Die Überlegung, einen Großteil der Schulden auf die Mieter selbst umzulegen, wie es Bauministerin Irmgard Schwaetzer (FDP) noch 1992 erwogen hatte und was in Berlin zu einer Mieterhöhung von fünf Mark je Quadratmeter geführt hätte, ist mit dem Altschuldenhilfegesetz, das die Bundesregierung im Rahmen der „Solidarpakt“-Pakets erlassen hat, nun endgültig vom Tisch. Nun gilt die Option, den Wohnungsbestand in den neuen Ländern schnellstmöglich in eine „marktwirtschaftliche Wohnungswirtschaft“ zu überführen, sprich: zu privatisieren. Bis zu einem Sockelbetrag von 150 Mark pro Quadratmeter übernimmt der Bund dafür die Schulden der Wohnungsunternehmen, die sich allein in Berlin durchschnittlich auf 440 Mark pro Quadratmeter belaufen. Im Gegenzug müssen sich die Wohnungsunternehmen bereit erklären, 15 Prozent ihres Wohnungsbestandes in den kommenden zehn Jahren zu privatisieren. Vorrangig an die Mieter, wie es heißt, und zu einem Preis, der derzeit nach Angaben des Verbandes Berlin-Brandenburgischer Wohnungsunternehmen (BBU) nur selten unter 2.000 Mark pro Quadratmeter liegen dürfte. Die für die Privatisierung erforderlichen Konzepte, so das Gesetz, müssen bis zum Ende dieses Jahres vorliegen. Dann nämlich endet das Altschuldenmoratorium, das die Vermieter bisher von der Tilgung der Schulden und Zinsen befreit hatte.

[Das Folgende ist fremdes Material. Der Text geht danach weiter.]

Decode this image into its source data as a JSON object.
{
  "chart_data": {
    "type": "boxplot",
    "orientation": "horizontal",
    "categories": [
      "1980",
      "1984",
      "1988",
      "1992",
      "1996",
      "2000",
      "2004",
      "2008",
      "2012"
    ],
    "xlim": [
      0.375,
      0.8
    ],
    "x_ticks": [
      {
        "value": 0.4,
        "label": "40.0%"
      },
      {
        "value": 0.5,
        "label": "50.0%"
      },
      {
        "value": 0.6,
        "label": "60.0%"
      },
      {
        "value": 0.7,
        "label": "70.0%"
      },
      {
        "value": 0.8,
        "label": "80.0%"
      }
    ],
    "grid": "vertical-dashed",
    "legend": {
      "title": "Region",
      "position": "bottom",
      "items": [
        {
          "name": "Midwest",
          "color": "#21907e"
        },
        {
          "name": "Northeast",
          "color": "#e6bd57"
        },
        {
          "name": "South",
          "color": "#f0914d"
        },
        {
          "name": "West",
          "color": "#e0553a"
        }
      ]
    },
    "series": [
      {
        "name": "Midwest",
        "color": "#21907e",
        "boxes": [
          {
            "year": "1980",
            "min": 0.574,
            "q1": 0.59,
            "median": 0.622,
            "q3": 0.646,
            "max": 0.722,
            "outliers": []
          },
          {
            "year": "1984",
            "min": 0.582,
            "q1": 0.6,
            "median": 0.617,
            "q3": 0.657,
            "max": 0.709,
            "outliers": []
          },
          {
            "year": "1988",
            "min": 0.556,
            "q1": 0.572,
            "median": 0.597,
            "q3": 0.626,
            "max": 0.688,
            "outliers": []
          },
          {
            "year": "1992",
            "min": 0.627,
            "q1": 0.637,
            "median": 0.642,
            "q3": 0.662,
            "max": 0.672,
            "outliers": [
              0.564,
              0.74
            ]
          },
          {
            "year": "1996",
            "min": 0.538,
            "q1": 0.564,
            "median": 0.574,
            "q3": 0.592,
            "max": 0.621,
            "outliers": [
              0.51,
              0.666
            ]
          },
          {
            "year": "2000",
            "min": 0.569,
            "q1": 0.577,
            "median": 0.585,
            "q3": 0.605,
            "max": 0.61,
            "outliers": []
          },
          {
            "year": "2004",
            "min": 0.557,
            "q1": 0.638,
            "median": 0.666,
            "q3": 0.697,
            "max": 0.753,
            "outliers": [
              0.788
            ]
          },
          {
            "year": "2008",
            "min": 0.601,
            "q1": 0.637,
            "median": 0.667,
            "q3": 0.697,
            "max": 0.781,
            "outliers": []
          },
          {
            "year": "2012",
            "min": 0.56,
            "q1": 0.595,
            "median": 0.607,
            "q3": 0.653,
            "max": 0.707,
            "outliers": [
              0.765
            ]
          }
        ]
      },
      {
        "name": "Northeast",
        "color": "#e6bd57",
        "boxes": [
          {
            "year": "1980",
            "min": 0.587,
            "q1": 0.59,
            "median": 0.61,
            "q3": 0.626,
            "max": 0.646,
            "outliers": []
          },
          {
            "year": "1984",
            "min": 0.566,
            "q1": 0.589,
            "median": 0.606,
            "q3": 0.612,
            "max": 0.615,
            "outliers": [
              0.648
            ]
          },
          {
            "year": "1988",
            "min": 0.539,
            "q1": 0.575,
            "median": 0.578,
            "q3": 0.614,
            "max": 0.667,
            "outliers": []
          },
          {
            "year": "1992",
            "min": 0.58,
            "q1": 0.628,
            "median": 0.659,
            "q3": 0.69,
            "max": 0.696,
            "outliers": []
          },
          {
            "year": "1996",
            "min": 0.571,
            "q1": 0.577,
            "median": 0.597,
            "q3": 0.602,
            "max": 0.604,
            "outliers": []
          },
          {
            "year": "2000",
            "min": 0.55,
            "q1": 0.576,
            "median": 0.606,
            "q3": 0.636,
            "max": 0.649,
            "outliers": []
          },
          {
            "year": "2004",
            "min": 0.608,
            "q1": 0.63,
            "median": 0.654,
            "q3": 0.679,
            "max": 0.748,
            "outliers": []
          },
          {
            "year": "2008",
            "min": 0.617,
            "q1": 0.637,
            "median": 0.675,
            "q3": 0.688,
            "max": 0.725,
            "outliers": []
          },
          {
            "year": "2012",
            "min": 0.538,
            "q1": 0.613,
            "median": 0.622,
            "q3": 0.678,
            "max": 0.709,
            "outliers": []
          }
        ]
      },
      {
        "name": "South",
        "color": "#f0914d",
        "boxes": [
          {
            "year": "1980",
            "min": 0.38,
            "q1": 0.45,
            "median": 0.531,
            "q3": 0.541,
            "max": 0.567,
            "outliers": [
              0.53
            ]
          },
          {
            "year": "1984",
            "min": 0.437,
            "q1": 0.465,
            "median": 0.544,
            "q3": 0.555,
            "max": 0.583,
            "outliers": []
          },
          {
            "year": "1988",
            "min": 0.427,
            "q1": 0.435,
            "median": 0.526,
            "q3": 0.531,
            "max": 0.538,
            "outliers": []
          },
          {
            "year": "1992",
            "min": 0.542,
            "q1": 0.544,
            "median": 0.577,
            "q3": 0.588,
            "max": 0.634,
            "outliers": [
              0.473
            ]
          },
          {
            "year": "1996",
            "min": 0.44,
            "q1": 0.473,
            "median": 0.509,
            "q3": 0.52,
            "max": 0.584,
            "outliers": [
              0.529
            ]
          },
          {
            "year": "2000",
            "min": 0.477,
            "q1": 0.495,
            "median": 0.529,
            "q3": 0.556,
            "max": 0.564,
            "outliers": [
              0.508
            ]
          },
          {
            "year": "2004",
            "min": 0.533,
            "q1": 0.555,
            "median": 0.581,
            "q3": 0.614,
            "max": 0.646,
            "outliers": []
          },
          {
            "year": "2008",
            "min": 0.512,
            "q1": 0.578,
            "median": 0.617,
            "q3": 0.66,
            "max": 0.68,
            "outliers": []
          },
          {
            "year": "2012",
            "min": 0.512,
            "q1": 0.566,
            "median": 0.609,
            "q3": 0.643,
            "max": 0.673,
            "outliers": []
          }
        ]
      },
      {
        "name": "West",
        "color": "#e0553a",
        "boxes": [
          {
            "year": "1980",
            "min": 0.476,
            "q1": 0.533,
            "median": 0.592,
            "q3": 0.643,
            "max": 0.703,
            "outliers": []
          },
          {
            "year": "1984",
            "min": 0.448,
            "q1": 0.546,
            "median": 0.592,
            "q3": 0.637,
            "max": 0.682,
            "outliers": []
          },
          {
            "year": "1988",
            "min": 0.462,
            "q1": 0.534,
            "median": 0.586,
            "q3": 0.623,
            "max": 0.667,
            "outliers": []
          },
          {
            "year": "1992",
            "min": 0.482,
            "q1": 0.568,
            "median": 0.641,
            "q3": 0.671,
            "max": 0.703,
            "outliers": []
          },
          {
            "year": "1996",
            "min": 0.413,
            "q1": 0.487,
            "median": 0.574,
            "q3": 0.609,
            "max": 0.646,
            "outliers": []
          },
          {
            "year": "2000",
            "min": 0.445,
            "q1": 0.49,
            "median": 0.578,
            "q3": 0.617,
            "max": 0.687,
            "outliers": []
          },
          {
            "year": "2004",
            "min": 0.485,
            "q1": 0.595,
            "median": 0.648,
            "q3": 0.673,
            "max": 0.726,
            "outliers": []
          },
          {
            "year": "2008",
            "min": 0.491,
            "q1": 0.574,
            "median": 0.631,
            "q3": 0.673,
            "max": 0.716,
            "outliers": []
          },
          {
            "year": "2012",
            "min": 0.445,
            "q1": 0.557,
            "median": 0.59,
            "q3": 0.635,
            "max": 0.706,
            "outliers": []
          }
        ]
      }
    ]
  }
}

In Ostberlin sind von der Altschuldenproblematik etwa 270.000 Wohnungen betroffen. 55.000 von ihnen sollen in den nächsten Jahren den Besitzer wechseln, 35.000 aus dem Bestand der städtischen Gesellschaften sowie 15.000 Genossenschaftswohnungen. Während die Wohnungsbaugesellschaft in Hohenschönhausen derzeit vor allem auf den Verkauf ehemals bezirklich genutzter und nun leerstehender Plattenbauten setzt, hat man in Hellersdorf, mit 5.700 zu verkaufenden Wohnungen überdurchschnittlich betroffen, bereits mehrere Modelle entwickelt. Kernstück ist die Gründung einer treuhänderischen Tochtergesellschaft, die zum Verkauf stehende Wohnungen sanieren und in einem Zeitraum von 15 bis 20 Jahren sozialverträglich an die Mieter verkaufen soll. Der Kaufpreis für eine Wohnung soll zwischen 120.000 und 150.000 Mark betragen. Außerdem wird in Hellersdorf an die Gründung einer befristeten Genossenschaft gedacht, die zum Ziel hat, den jetzigen Mietern den Kauf ihrer Wohnungen durch die Zeichnung von Genossenschaftsanteilen zu ermöglichen.

Die Konflikte indes sind bereits vorprogrammiert. Trotz aller sozialverträglichen Mieterkaufmodelle befürchten die Wohnungsunternehmen mit zunehmender Privatisierung eine Entwertung ihres Bestands. Denn nur der gut erhaltene Bestand dürfte ohne Probleme tatsächlich an die Mieter gebracht werden können, während die erneuerungsbedürftigen Wohnungen weiter auf den Geldbeutel der Gesellschaften drückten. Und der Verkaufserlös, so will es die Bundesregierung, bleibt nicht ausschließlich in den Händen der Wohnungsgesellschaften. Ein Teil davon muß als zweites Dankeschön an den Bundeshaushalt abgegeben werden. Und hier heißt es sich sputen. Wer noch 1994 verkauft, darf 80 Prozent des Preises behalten, wer sich bis zum Jahre 2003 Zeit läßt, zieht mit 10 Prozent den kürzeren. Ein Großteil der zu veräußernden Wohnungen wird möglichst schnell auf den Markt geworfen werden. Mit dem Problem der notwendigen und teuren Instandsetzungen der meist maroden Wohnungen haben sich dann die künftigen Eigenheimbesitzer herumzuschlagen.